Highlights & Insights¶
- Deep insight: The paper reveals a hierarchical division of labor in the video diffusion denoising process — high noise encodes motion, low noise encodes appearance.
- Zero tracking annotations, zero additional training — purely reusing knowledge from pretrained generative models.
- PCA visualizations intuitively demonstrate the ability of motion features to discriminate similar-looking objects (Figure 4).
- The controlled experimental design is elegant: the two completely identical balls in Kubric-Similar perfectly isolate the contributions of motion versus appearance features.
Limitations & Future Work¶
- Constrained by the window length of the pretrained video diffusion model (16 frames for I2VGen-XL); long videos require sliding window processing.
- Inference speed is relatively slow due to the need to run a full 3D UNet forward pass.
- \(\lambda\) requires adjustment depending on the scene type (identical objects vs. real-world scenarios).
- No direct comparison with supervised methods (e.g., SAM2) is provided.
Related Work & Insights¶
- DIFT extracts appearance features from image diffusion models for tracking; TED extends this to motion features from video diffusion models.
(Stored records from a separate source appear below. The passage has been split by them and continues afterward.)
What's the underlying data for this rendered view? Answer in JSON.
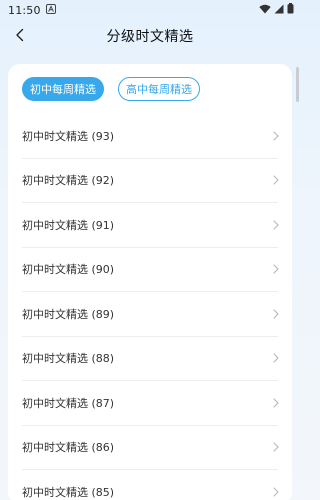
{
  "status_bar": {
    "time": "11:50"
  },
  "nav": {
    "title": "分级时文精选"
  },
  "tabs": [
    {
      "label": "初中每周精选",
      "active": true
    },
    {
      "label": "高中每周精选",
      "active": false
    }
  ],
  "list": [
    {
      "label": "初中时文精选 (93)"
    },
    {
      "label": "初中时文精选 (92)"
    },
    {
      "label": "初中时文精选 (91)"
    },
    {
      "label": "初中时文精选 (90)"
    },
    {
      "label": "初中时文精选 (89)"
    },
    {
      "label": "初中时文精选 (88)"
    },
    {
      "label": "初中时文精选 (87)"
    },
    {
      "label": "初中时文精选 (86)"
    },
    {
      "label": "初中时文精选 (85)"
    }
  ],
  "icons": {
    "back": "chevron-left-icon",
    "item_arrow": "chevron-right-icon",
    "notification": "font-a-notification-icon",
    "wifi": "wifi-icon",
    "cellular": "cellular-signal-icon",
    "battery": "battery-icon"
  },
  "colors": {
    "accent": "#37a8ec",
    "background_top": "#e4f1fd",
    "card": "#ffffff"
  }
}
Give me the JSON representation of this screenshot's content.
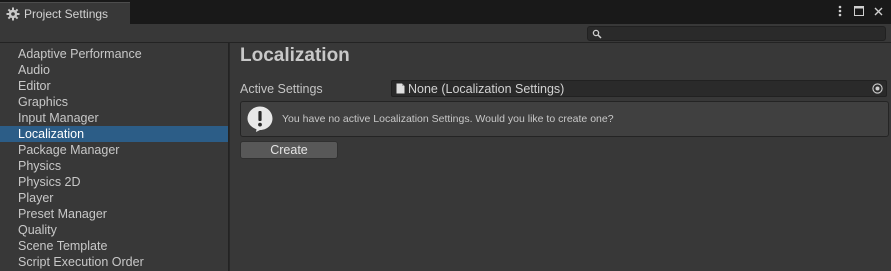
{
  "window": {
    "tab_title": "Project Settings",
    "tab_icon": "gear-icon",
    "controls": [
      "more-options-icon",
      "maximize-icon",
      "close-icon"
    ]
  },
  "search": {
    "placeholder": "",
    "icon": "search-icon"
  },
  "sidebar": {
    "items": [
      {
        "label": "Adaptive Performance",
        "selected": false
      },
      {
        "label": "Audio",
        "selected": false
      },
      {
        "label": "Editor",
        "selected": false
      },
      {
        "label": "Graphics",
        "selected": false
      },
      {
        "label": "Input Manager",
        "selected": false
      },
      {
        "label": "Localization",
        "selected": true
      },
      {
        "label": "Package Manager",
        "selected": false
      },
      {
        "label": "Physics",
        "selected": false
      },
      {
        "label": "Physics 2D",
        "selected": false
      },
      {
        "label": "Player",
        "selected": false
      },
      {
        "label": "Preset Manager",
        "selected": false
      },
      {
        "label": "Quality",
        "selected": false
      },
      {
        "label": "Scene Template",
        "selected": false
      },
      {
        "label": "Script Execution Order",
        "selected": false
      }
    ]
  },
  "main": {
    "title": "Localization",
    "active_settings_label": "Active Settings",
    "active_settings_value": "None (Localization Settings)",
    "help_message": "You have no active Localization Settings. Would you like to create one?",
    "create_label": "Create"
  },
  "colors": {
    "selection": "#2c5d87",
    "panel": "#383838",
    "titlebar": "#191919"
  }
}
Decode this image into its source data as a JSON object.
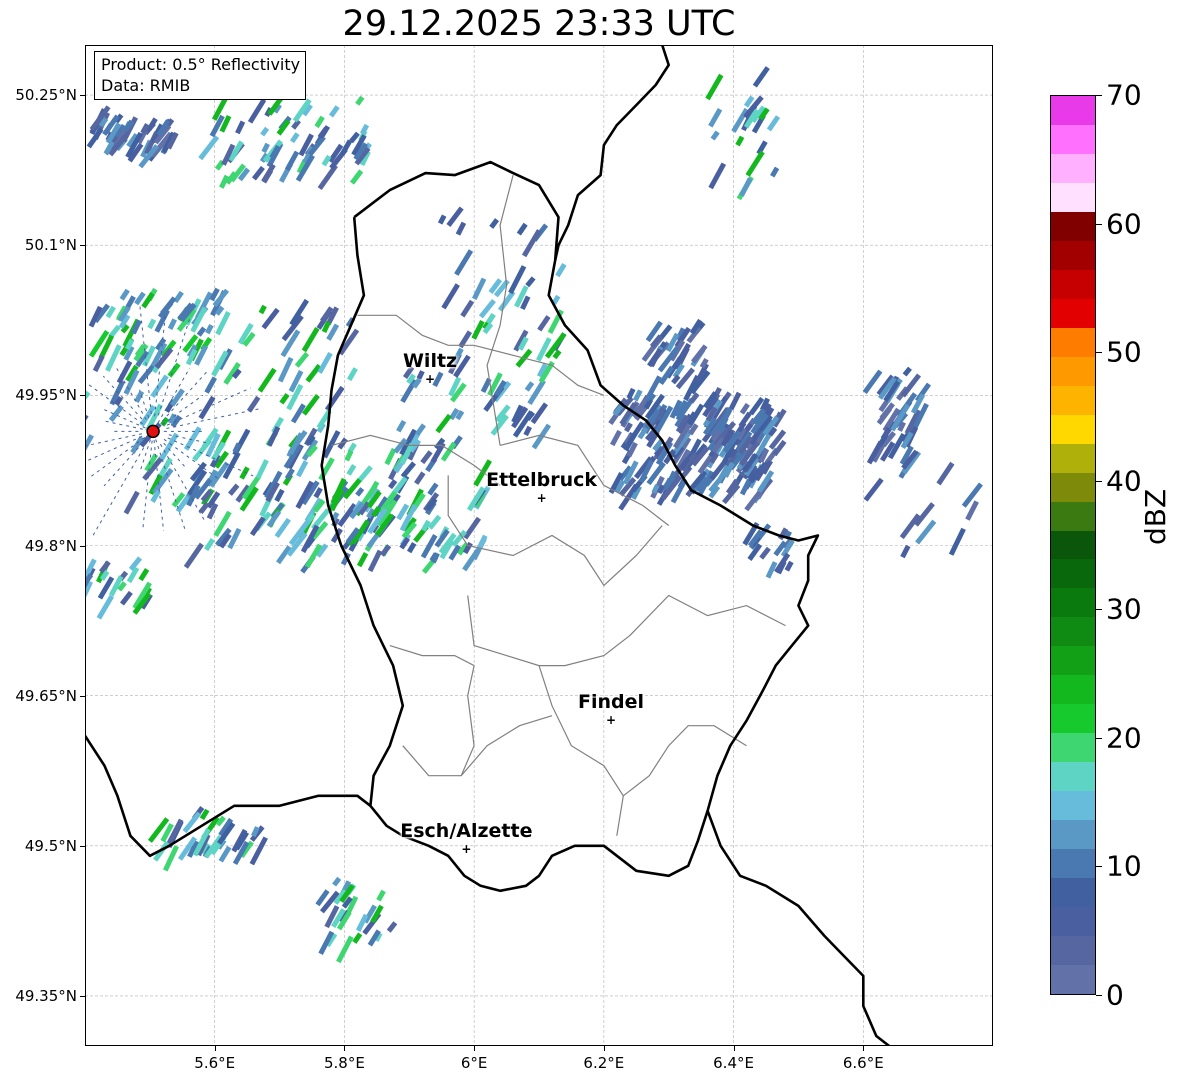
{
  "title": "29.12.2025 23:33 UTC",
  "info": {
    "product": "Product: 0.5° Reflectivity",
    "data": "Data: RMIB"
  },
  "map": {
    "lon_range": [
      5.4,
      6.8
    ],
    "lat_range": [
      49.3,
      50.3
    ],
    "lat_ticks": [
      {
        "value": 50.25,
        "label": "50.25°N"
      },
      {
        "value": 50.1,
        "label": "50.1°N"
      },
      {
        "value": 49.95,
        "label": "49.95°N"
      },
      {
        "value": 49.8,
        "label": "49.8°N"
      },
      {
        "value": 49.65,
        "label": "49.65°N"
      },
      {
        "value": 49.5,
        "label": "49.5°N"
      },
      {
        "value": 49.35,
        "label": "49.35°N"
      }
    ],
    "lon_ticks": [
      {
        "value": 5.6,
        "label": "5.6°E"
      },
      {
        "value": 5.8,
        "label": "5.8°E"
      },
      {
        "value": 6.0,
        "label": "6°E"
      },
      {
        "value": 6.2,
        "label": "6.2°E"
      },
      {
        "value": 6.4,
        "label": "6.4°E"
      },
      {
        "value": 6.6,
        "label": "6.6°E"
      }
    ],
    "radar_site": {
      "lon": 5.505,
      "lat": 49.914
    },
    "cities": [
      {
        "name": "Wiltz",
        "lon": 5.932,
        "lat": 49.966
      },
      {
        "name": "Ettelbruck",
        "lon": 6.104,
        "lat": 49.847
      },
      {
        "name": "Findel",
        "lon": 6.211,
        "lat": 49.626
      },
      {
        "name": "Esch/Alzette",
        "lon": 5.988,
        "lat": 49.497
      }
    ],
    "country_border": [
      [
        5.815,
        50.128
      ],
      [
        5.87,
        50.155
      ],
      [
        5.925,
        50.172
      ],
      [
        5.97,
        50.17
      ],
      [
        6.025,
        50.183
      ],
      [
        6.06,
        50.172
      ],
      [
        6.1,
        50.16
      ],
      [
        6.13,
        50.128
      ],
      [
        6.125,
        50.085
      ],
      [
        6.115,
        50.05
      ],
      [
        6.14,
        50.02
      ],
      [
        6.175,
        49.995
      ],
      [
        6.195,
        49.96
      ],
      [
        6.23,
        49.94
      ],
      [
        6.265,
        49.925
      ],
      [
        6.29,
        49.905
      ],
      [
        6.31,
        49.88
      ],
      [
        6.335,
        49.855
      ],
      [
        6.38,
        49.84
      ],
      [
        6.43,
        49.82
      ],
      [
        6.47,
        49.81
      ],
      [
        6.5,
        49.805
      ],
      [
        6.53,
        49.81
      ],
      [
        6.515,
        49.79
      ],
      [
        6.515,
        49.765
      ],
      [
        6.5,
        49.74
      ],
      [
        6.515,
        49.72
      ],
      [
        6.49,
        49.7
      ],
      [
        6.465,
        49.68
      ],
      [
        6.445,
        49.655
      ],
      [
        6.42,
        49.625
      ],
      [
        6.395,
        49.6
      ],
      [
        6.375,
        49.57
      ],
      [
        6.36,
        49.535
      ],
      [
        6.345,
        49.505
      ],
      [
        6.33,
        49.48
      ],
      [
        6.3,
        49.47
      ],
      [
        6.25,
        49.475
      ],
      [
        6.2,
        49.5
      ],
      [
        6.155,
        49.5
      ],
      [
        6.12,
        49.49
      ],
      [
        6.1,
        49.47
      ],
      [
        6.08,
        49.46
      ],
      [
        6.04,
        49.455
      ],
      [
        6.01,
        49.46
      ],
      [
        5.985,
        49.47
      ],
      [
        5.96,
        49.49
      ],
      [
        5.93,
        49.5
      ],
      [
        5.89,
        49.51
      ],
      [
        5.865,
        49.52
      ],
      [
        5.84,
        49.54
      ],
      [
        5.845,
        49.57
      ],
      [
        5.87,
        49.6
      ],
      [
        5.89,
        49.64
      ],
      [
        5.875,
        49.68
      ],
      [
        5.845,
        49.72
      ],
      [
        5.825,
        49.76
      ],
      [
        5.795,
        49.8
      ],
      [
        5.775,
        49.84
      ],
      [
        5.765,
        49.88
      ],
      [
        5.775,
        49.92
      ],
      [
        5.78,
        49.955
      ],
      [
        5.79,
        49.99
      ],
      [
        5.81,
        50.02
      ],
      [
        5.83,
        50.05
      ],
      [
        5.82,
        50.09
      ],
      [
        5.815,
        50.128
      ]
    ],
    "east_border": [
      [
        6.29,
        50.3
      ],
      [
        6.3,
        50.28
      ],
      [
        6.28,
        50.26
      ],
      [
        6.25,
        50.24
      ],
      [
        6.22,
        50.22
      ],
      [
        6.2,
        50.2
      ],
      [
        6.195,
        50.17
      ],
      [
        6.16,
        50.15
      ],
      [
        6.145,
        50.12
      ],
      [
        6.13,
        50.1
      ],
      [
        6.125,
        50.085
      ]
    ],
    "south_border": [
      [
        5.4,
        49.61
      ],
      [
        5.43,
        49.58
      ],
      [
        5.45,
        49.55
      ],
      [
        5.47,
        49.51
      ],
      [
        5.5,
        49.49
      ],
      [
        5.53,
        49.5
      ],
      [
        5.58,
        49.52
      ],
      [
        5.63,
        49.54
      ],
      [
        5.7,
        49.54
      ],
      [
        5.76,
        49.55
      ],
      [
        5.82,
        49.55
      ],
      [
        5.84,
        49.54
      ]
    ],
    "southeast_border": [
      [
        6.36,
        49.535
      ],
      [
        6.38,
        49.5
      ],
      [
        6.41,
        49.47
      ],
      [
        6.45,
        49.46
      ],
      [
        6.5,
        49.44
      ],
      [
        6.54,
        49.41
      ],
      [
        6.57,
        49.39
      ],
      [
        6.6,
        49.37
      ],
      [
        6.6,
        49.34
      ],
      [
        6.62,
        49.31
      ],
      [
        6.64,
        49.3
      ]
    ],
    "cantons": [
      [
        [
          5.82,
          50.03
        ],
        [
          5.88,
          50.03
        ],
        [
          5.92,
          50.01
        ],
        [
          5.96,
          50.0
        ],
        [
          6.0,
          50.0
        ],
        [
          6.06,
          49.99
        ],
        [
          6.12,
          49.98
        ],
        [
          6.16,
          49.96
        ],
        [
          6.2,
          49.95
        ]
      ],
      [
        [
          5.78,
          49.9
        ],
        [
          5.84,
          49.91
        ],
        [
          5.9,
          49.9
        ],
        [
          5.95,
          49.9
        ],
        [
          6.0,
          49.88
        ],
        [
          6.04,
          49.86
        ]
      ],
      [
        [
          6.06,
          50.17
        ],
        [
          6.04,
          50.12
        ],
        [
          6.05,
          50.06
        ],
        [
          6.04,
          50.02
        ],
        [
          6.02,
          49.98
        ],
        [
          6.03,
          49.94
        ],
        [
          6.04,
          49.9
        ]
      ],
      [
        [
          6.04,
          49.9
        ],
        [
          6.1,
          49.91
        ],
        [
          6.16,
          49.9
        ],
        [
          6.2,
          49.86
        ],
        [
          6.26,
          49.84
        ],
        [
          6.3,
          49.82
        ]
      ],
      [
        [
          5.96,
          49.87
        ],
        [
          5.96,
          49.83
        ],
        [
          5.99,
          49.8
        ],
        [
          6.06,
          49.79
        ],
        [
          6.12,
          49.81
        ],
        [
          6.17,
          49.79
        ],
        [
          6.2,
          49.76
        ],
        [
          6.25,
          49.79
        ],
        [
          6.29,
          49.82
        ]
      ],
      [
        [
          5.87,
          49.7
        ],
        [
          5.92,
          49.69
        ],
        [
          5.97,
          49.69
        ],
        [
          6.0,
          49.68
        ],
        [
          5.99,
          49.65
        ],
        [
          6.0,
          49.6
        ],
        [
          5.98,
          49.57
        ],
        [
          5.93,
          49.57
        ],
        [
          5.89,
          49.6
        ]
      ],
      [
        [
          5.99,
          49.75
        ],
        [
          6.0,
          49.7
        ],
        [
          6.05,
          49.69
        ],
        [
          6.1,
          49.68
        ],
        [
          6.14,
          49.68
        ],
        [
          6.2,
          49.69
        ],
        [
          6.24,
          49.71
        ],
        [
          6.3,
          49.75
        ],
        [
          6.36,
          49.73
        ],
        [
          6.42,
          49.74
        ],
        [
          6.48,
          49.72
        ]
      ],
      [
        [
          6.1,
          49.68
        ],
        [
          6.12,
          49.64
        ],
        [
          6.15,
          49.6
        ],
        [
          6.2,
          49.58
        ],
        [
          6.23,
          49.55
        ],
        [
          6.22,
          49.51
        ]
      ],
      [
        [
          5.98,
          49.57
        ],
        [
          6.02,
          49.6
        ],
        [
          6.07,
          49.62
        ],
        [
          6.12,
          49.63
        ]
      ],
      [
        [
          6.23,
          49.55
        ],
        [
          6.27,
          49.57
        ],
        [
          6.3,
          49.6
        ],
        [
          6.33,
          49.62
        ],
        [
          6.37,
          49.62
        ],
        [
          6.42,
          49.6
        ]
      ]
    ]
  },
  "colorbar": {
    "unit": "dBZ",
    "min": 0,
    "max": 70,
    "step": 2.5,
    "ticks": [
      {
        "value": 0,
        "label": "0"
      },
      {
        "value": 10,
        "label": "10"
      },
      {
        "value": 20,
        "label": "20"
      },
      {
        "value": 30,
        "label": "30"
      },
      {
        "value": 40,
        "label": "40"
      },
      {
        "value": 50,
        "label": "50"
      },
      {
        "value": 60,
        "label": "60"
      },
      {
        "value": 70,
        "label": "70"
      }
    ],
    "colors": [
      "#6272a8",
      "#5566a0",
      "#4a5fa0",
      "#4060a0",
      "#4a78b0",
      "#5a98c6",
      "#66bcda",
      "#5ed4c4",
      "#3ed670",
      "#16c92c",
      "#12b81e",
      "#12a016",
      "#0f8a12",
      "#0b7a0e",
      "#0a680c",
      "#0a560a",
      "#3a7a10",
      "#7e8a0a",
      "#b0b00a",
      "#ffd800",
      "#fdb400",
      "#fe9a00",
      "#fe7c00",
      "#e20000",
      "#c60000",
      "#a20000",
      "#800000",
      "#ffe0ff",
      "#ffb0ff",
      "#ff70ff",
      "#e83ae8"
    ]
  },
  "echoes": [
    {
      "lon": 5.48,
      "lat": 50.22,
      "w": 0.06,
      "h": 0.02,
      "n": 40,
      "pal": "blue"
    },
    {
      "lon": 5.72,
      "lat": 50.21,
      "w": 0.12,
      "h": 0.04,
      "n": 60,
      "pal": "mix"
    },
    {
      "lon": 5.53,
      "lat": 50.02,
      "w": 0.1,
      "h": 0.04,
      "n": 50,
      "pal": "green"
    },
    {
      "lon": 5.6,
      "lat": 49.95,
      "w": 0.22,
      "h": 0.1,
      "n": 110,
      "pal": "mix"
    },
    {
      "lon": 5.75,
      "lat": 49.86,
      "w": 0.18,
      "h": 0.06,
      "n": 80,
      "pal": "mix"
    },
    {
      "lon": 5.88,
      "lat": 49.83,
      "w": 0.14,
      "h": 0.04,
      "n": 70,
      "pal": "mix"
    },
    {
      "lon": 6.0,
      "lat": 49.93,
      "w": 0.12,
      "h": 0.05,
      "n": 40,
      "pal": "mix"
    },
    {
      "lon": 6.34,
      "lat": 49.91,
      "w": 0.12,
      "h": 0.05,
      "n": 160,
      "pal": "blue"
    },
    {
      "lon": 6.42,
      "lat": 49.91,
      "w": 0.06,
      "h": 0.03,
      "n": 50,
      "pal": "blue"
    },
    {
      "lon": 6.32,
      "lat": 50.0,
      "w": 0.04,
      "h": 0.03,
      "n": 30,
      "pal": "blue"
    },
    {
      "lon": 6.66,
      "lat": 49.94,
      "w": 0.04,
      "h": 0.04,
      "n": 35,
      "pal": "blue"
    },
    {
      "lon": 6.42,
      "lat": 50.22,
      "w": 0.05,
      "h": 0.06,
      "n": 20,
      "pal": "mix"
    },
    {
      "lon": 5.6,
      "lat": 49.52,
      "w": 0.08,
      "h": 0.02,
      "n": 30,
      "pal": "mix"
    },
    {
      "lon": 5.82,
      "lat": 49.44,
      "w": 0.06,
      "h": 0.03,
      "n": 25,
      "pal": "mix"
    },
    {
      "lon": 6.05,
      "lat": 50.06,
      "w": 0.1,
      "h": 0.08,
      "n": 40,
      "pal": "mix"
    },
    {
      "lon": 6.7,
      "lat": 49.85,
      "w": 0.08,
      "h": 0.05,
      "n": 12,
      "pal": "blue"
    },
    {
      "lon": 6.46,
      "lat": 49.8,
      "w": 0.03,
      "h": 0.03,
      "n": 15,
      "pal": "blue"
    },
    {
      "lon": 5.45,
      "lat": 49.77,
      "w": 0.05,
      "h": 0.02,
      "n": 20,
      "pal": "mix"
    }
  ]
}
- Unlike Track4Gen, which requires tracking annotations to train video diffusion models, TED directly leverages pretrained models without additional training.
- Insight: The internal representations of generative models encode rich understanding of the physical world, awaiting further exploration.
Rating¶
- Novelty: ⭐⭐⭐⭐⭐ The discovery that high-noise stages of video diffusion models encode motion is highly original.
- Experimental Thoroughness: ⭐⭐⭐⭐⭐ Benchmarks spanning three difficulty levels (standard / similar / identical), noise-level ablations, and model ablations are comprehensive.
- Writing Quality: ⭐⭐⭐⭐⭐ Motivation is clearly articulated, controlled experimental design is elegant, and visualizations are convincing.
- Value: ⭐⭐⭐⭐⭐ Offers both deep insight and practical utility, opening a new direction for representation reuse from generative models.